No early goal here, but it’s also not the ultraconservative action we too often see in cup finals.

6 min: Another Pride attack on the same flank, but the Spirit win the ball and force the action the other way before getting a free kick deep in their own half.

Trinity Rodman apparently has an issue with a contact lens.

4 min: Orlando fight back with Banda and then Adriana trying to get a cross past Metayer. The Washington right back wins the duel but bundles the ball out of play for a Pride corner kick.

2 min: It’s a promising attack for the Spirit, with Hatch pestering the Orlando defense and Krueger getting forward. Kouassi’s cross is rather tame in the end.

1 min: The first 60 seconds of the match have taken place near the far sideline 10-20 yards past midfield in the Spirit half of the field.

The referee is Alyssa Nichols.

Kickoff …

In all my years writing about sports, I’m pretty sure this is the first time the national anthem singer is someone I saw performing just a couple of months ago – it’s the great Melissa Etheridge.

Sounds terrific.

Pride lineup

At age 38, Marta has had her best season in several years. She was named to the NWSL’s Best XI for just the second time.

She’s joined on the Best XI by Barbra Banda, who has managed to replicate her torrid goal-scoring pace on the international scene with Zambia in her first season in the NWSL.

Two Pride players made the Second XI – defender Kerry Abello and English goalkeeper Anna Moorhouse.

GK: Moorhouse

D: Abello, Kylie Strom, Emily Sams, Cori Dyke

M: Adriana, Haley McCutcheon, Angelina, Ally Watt

F: Banda, Marta

Spirit lineup

Goalkeeper Aubrey Kingsbury has long has a devoted band of supporters making the case for her inclusion in the national team, and her semifinal heroics certainly won’t silence them.

Get used to seeing Hal Hirshfelt in the mix for a spot in the USA’s central midfield. The rookie from Clemson has been a steady force in the spot for the Spirit. She was named to the NWSL Second XI, as was defender Tara McKeown.

Cote d’Ivoire forward Rosemonde Kouassi isn’t on the same level of prominence as some of the other top African players who have made such an impact on the league, but she is a fierce presence up front.

The Spirit placed three players on the NWSL Best XI, but Croix Bethune missed the last several weeks of the season and is out for the playoffs after one of the most unusual injuries in soccer history, tearing her meniscus while throwing out the ceremonial first pitch at a Washington Nationals baseball game. The other two, defender Casey Krueger and forward Trinity Rodman, missed time with injuries in the last few weeks but have successfully returned.

GK: Kingsbury

D: Krueger, Esme Morgan, McKeown, Paige Metayer

DM: Hirshfelt, Makenna Morris

AM: Kouassi, Leicy Santos, Rodman

F: Ashley Hatch

Preamble

One of the game’s greatest ever, showing dazzling form despite her advanced age.

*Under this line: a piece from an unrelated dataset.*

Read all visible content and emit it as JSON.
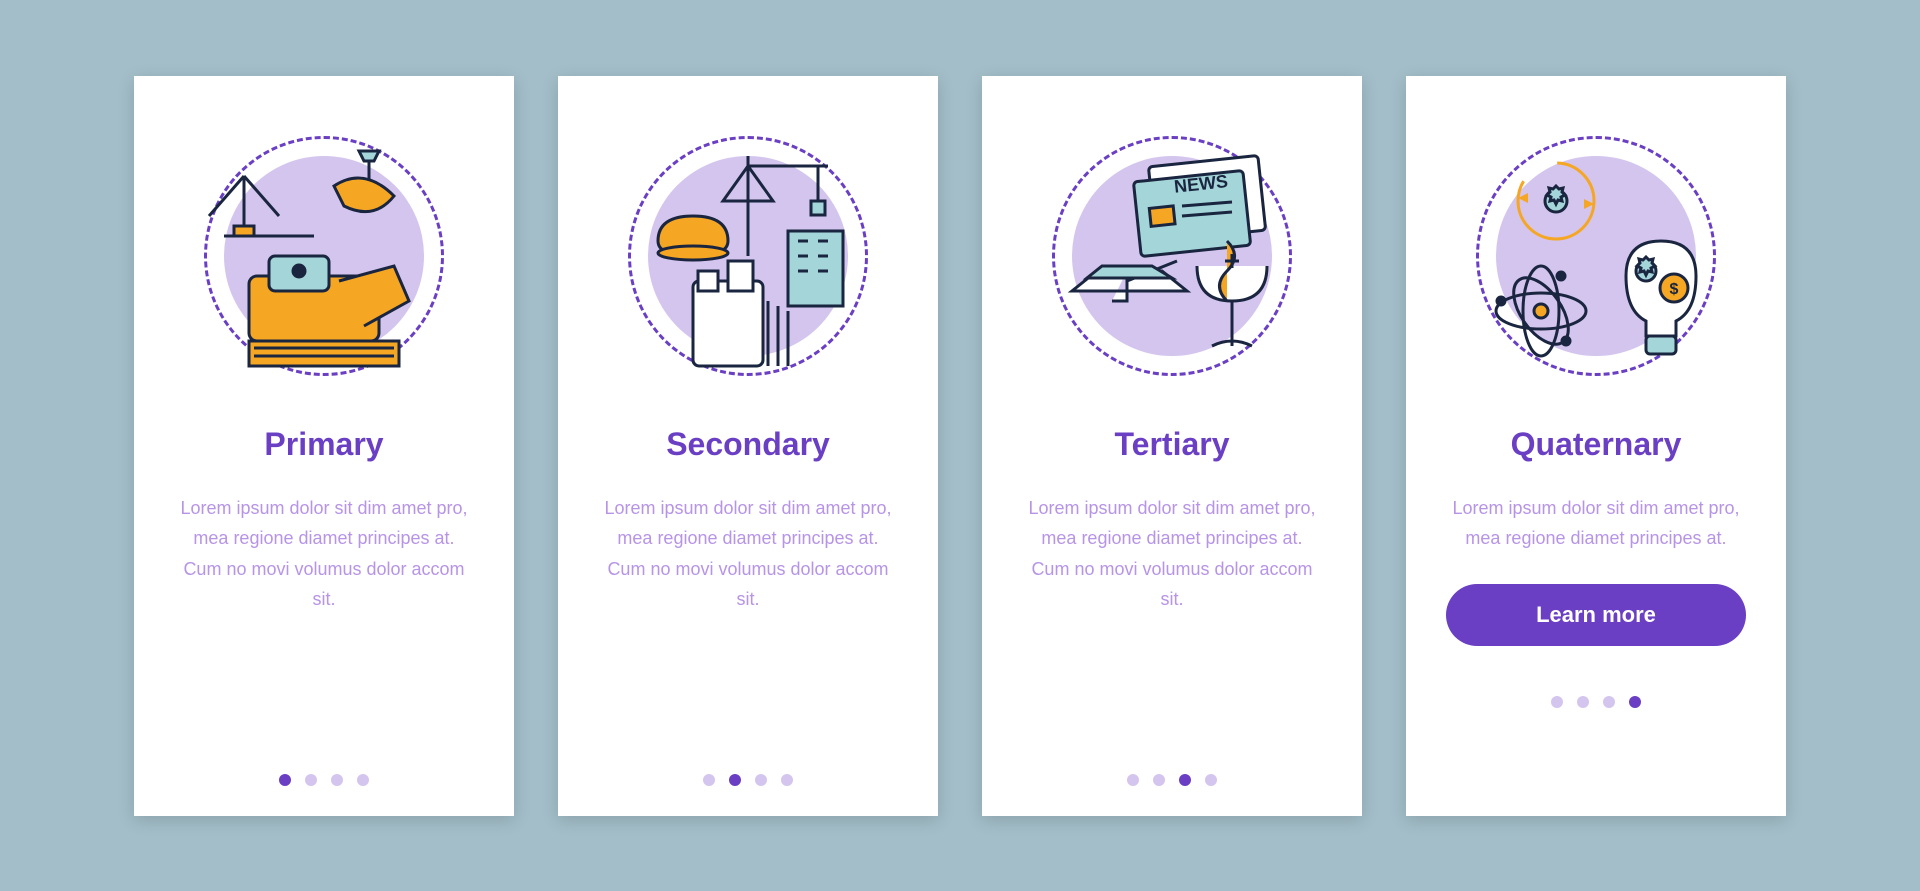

A gaggle of emerging talents.

That would be Marta, the Brazilian great and longtime cornerstone of the Orlando Pride, and the Washington Spirit, which selected shrewdly in what turned out to be the final NWSL draft.

They’ll face off in the final of what has been a breakthrough season for the NWSL, which started a little more than a decade ago with tentative, thrifty steps but now spends freely to bring in many of the world’s top players.

Orlando should be favored over injury-plagued Washington, but the Spirit have used a deep roster and steady resolve to make it to this point.

This has the makings of a classic. Enjoy.